Mapping rare, deleterious mutations in Factor H: Association with early onset, drusen burden, and lower antigenic levels in familial AMD

Abstract

The genetic architecture of age-related macular degeneration (AMD) involves numerous genetic variants, both common and rare, in the coding region of complement factor H (CFH). While these variants explain high disease burden in some families, they fail to explain the pathology in all. We selected families whose AMD was unexplained by known variants and performed whole exome sequencing to probe for other rare, highly penetrant variants. We identified four rare loss-of-function variants in CFH associated with AMD. Missense variant CFH 1:196646753 (C192F) segregated perfectly within a family characterized by advanced AMD and drusen temporal to the macula. Two families, each comprising a pair of affected siblings with extensive extramacular drusen, carried essential splice site variant CFH 1:196648924 (IVS6+1G>A) or missense variant rs139360826 (R175P). In a fourth family, missense variant rs121913058 (R127H) was associated with AMD. Most carriers had early onset bilateral advanced AMD and extramacular drusen. Carriers tended to have low serum Factor H levels, especially carriers of the splice variant. One missense variant (R127H) has been previously shown not to be secreted. The two other missense variants were produced recombinantly: compared to wild type, one (R175P) had no functional activity and the other (C192F) had decreased secretion.

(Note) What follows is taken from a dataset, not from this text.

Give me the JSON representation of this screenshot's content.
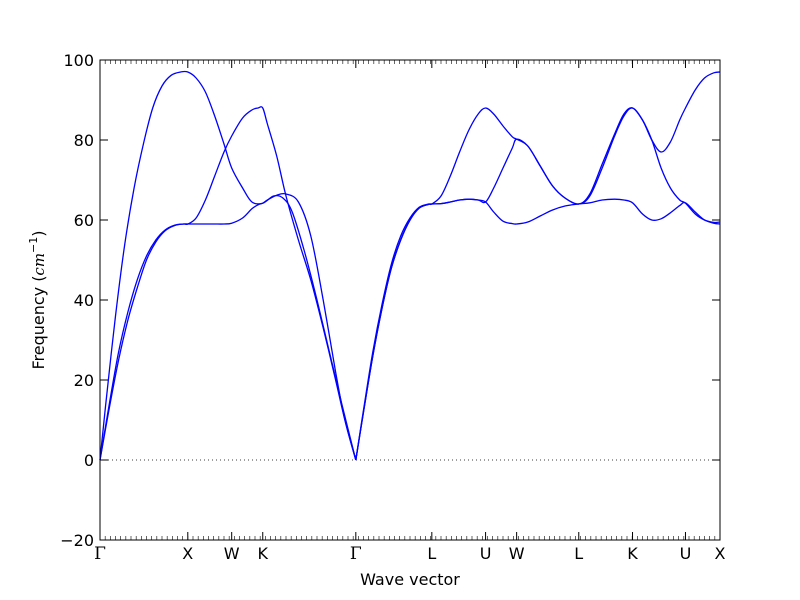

Figure 1. Pedigree diagrams for families carrying rare, loss-of-function CFH variants.

(A) Pedigree A (CFH C192F), (B) Pedigree B (CFH IVS6 + 1G > A), (C) Pedigree C (CFH R175P), (D) Pedigree D (CFH R127H); ⚪ = female; ◽ = male; * = sequenced; ∅ = deceased; ⦁ and ◾ = affected with advanced AMD; “N” = confirmed unaffected; empty ⚪ and ◽  = unknown affection status; rare variant genotype listed below each sequenced subject.

Figure 2. Serum factor H levels according to carrier state of rare CFH variants.

⚪ = subjects carrying rare CFH variant; ▴ = subjects not carrying rare CFH variant. controls = CARMS grade 1 and no known rare variants in CFH; unrelated carriers of loss-of-function mutations = nonsense, splice-site, and loss of a conserved cysteine; normal clinical laboratory range = 160–412 μg/ml.

Figure 3. Fundus photographs from family members carrying rare CFH variants showing numerous large drusen and extramacular drusen.

Fundus color photographs of subjects in the four pedigrees: IV:5 from Pedigree A showing several large macular and extramacular drusen with retinal pigment epithelial irregularities in her left eye (OS) at age 71 (a) and extramacular drusen and macular pigment disruption following intravitreal anti-vascular endothelial growth factor injections OS after 8 years of follow-up (b). II:1 from Pedigree B showing numerous large macular and extramacular drusen with transition in her right eye (OD) from drusenoid retinal pigment epithelial detachments at age 64 (c) to geographic atrophy at age 76 (d). Subject II:2 from Pedigree C showing several drusen throughout the posterior pole OD (e) and OS (f) at age 55, with neovascular disease OS. Subject III:1 from Pedigree D showing numerous drusen OD at age 56 (g) and OS at age 54 (h); patient previously received laser treatment OD for neovascular macular degeneration. Some subjects progressed after date of images; last known phenotypes are shown in Table 2.